The foregoing indicates that the incumbent government like its predecessors is focused on borrowing to meet its requirements – both budgeted expenditure as well as interest on foreign loans/debt equity, repayment of past loans as and when due and to meet the trade deficit.
The Fund report further notes that a “strong framework for program monitoring (including continued quarterly reviews and updated program conditionality)” would be supplemented by “focused technical assistance in support of program implementation,” with technical assistance defined as one that “maybe delivered in multiple missions and/or continuously over a longer period, including remotely.” In other words, constant oversight by the Fund bodes ill for the general public as the contingency plan in the event of failure in any one month to generate the target revenue would lead to rising fuel cost due to the levy of general sales tax (up to 17 percent), and withdrawal of exemptions with a negative impact on output and employment (already compromised due to tight monetary and fiscal policies). And finally, the Fund notes that “adequate execution of existing financial commitments are essential mitigating strategies,” which with 4 billion dollars pending gives room for concern.
The country’s economy is between a rock (disbursement of external pledged assistance) and a hard place (with the major recipients of the bulk of government budget unwilling to make the necessary sacrifices) which places the onus on the hapless general public of which a large part is struggling with survival amidst the floods.
Pakistan authorities pledged to the Fund to limit spending at 16.9 percent of GDP; however, as the GDP for the current year is grossly overstated at 5 percent one would hope that expenditure curtailment is on the cards.

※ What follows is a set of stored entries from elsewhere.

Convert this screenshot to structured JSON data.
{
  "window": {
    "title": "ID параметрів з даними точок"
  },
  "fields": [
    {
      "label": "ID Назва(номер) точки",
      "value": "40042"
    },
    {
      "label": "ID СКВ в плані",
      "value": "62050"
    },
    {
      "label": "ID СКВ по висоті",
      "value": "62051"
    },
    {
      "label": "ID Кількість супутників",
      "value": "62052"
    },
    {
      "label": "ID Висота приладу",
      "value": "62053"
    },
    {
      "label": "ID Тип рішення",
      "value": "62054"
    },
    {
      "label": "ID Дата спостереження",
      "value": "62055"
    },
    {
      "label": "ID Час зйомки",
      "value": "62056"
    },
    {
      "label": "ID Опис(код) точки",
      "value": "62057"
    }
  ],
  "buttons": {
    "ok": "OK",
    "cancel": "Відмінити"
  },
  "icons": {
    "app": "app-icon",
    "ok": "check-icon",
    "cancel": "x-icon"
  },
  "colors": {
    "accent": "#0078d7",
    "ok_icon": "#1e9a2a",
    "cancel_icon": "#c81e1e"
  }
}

And also pledged that risks of greater spending would be dealt with through triggering the contingency plan – a pledge bafflingly made when the flood waters were rising leaving millions in need of assistance though till date the money has been diverted from the Public Sector Development Programme (as in the past) and not through diverting Benazir Income Support programme allocation as pledged to the Fund though for how long this pledge would be met is anyone’s guess.
Something is rotten in the state of Denmark to quote Shakespeare, if applied to Pakistan’s economy today, would, sadly be the best case scenario.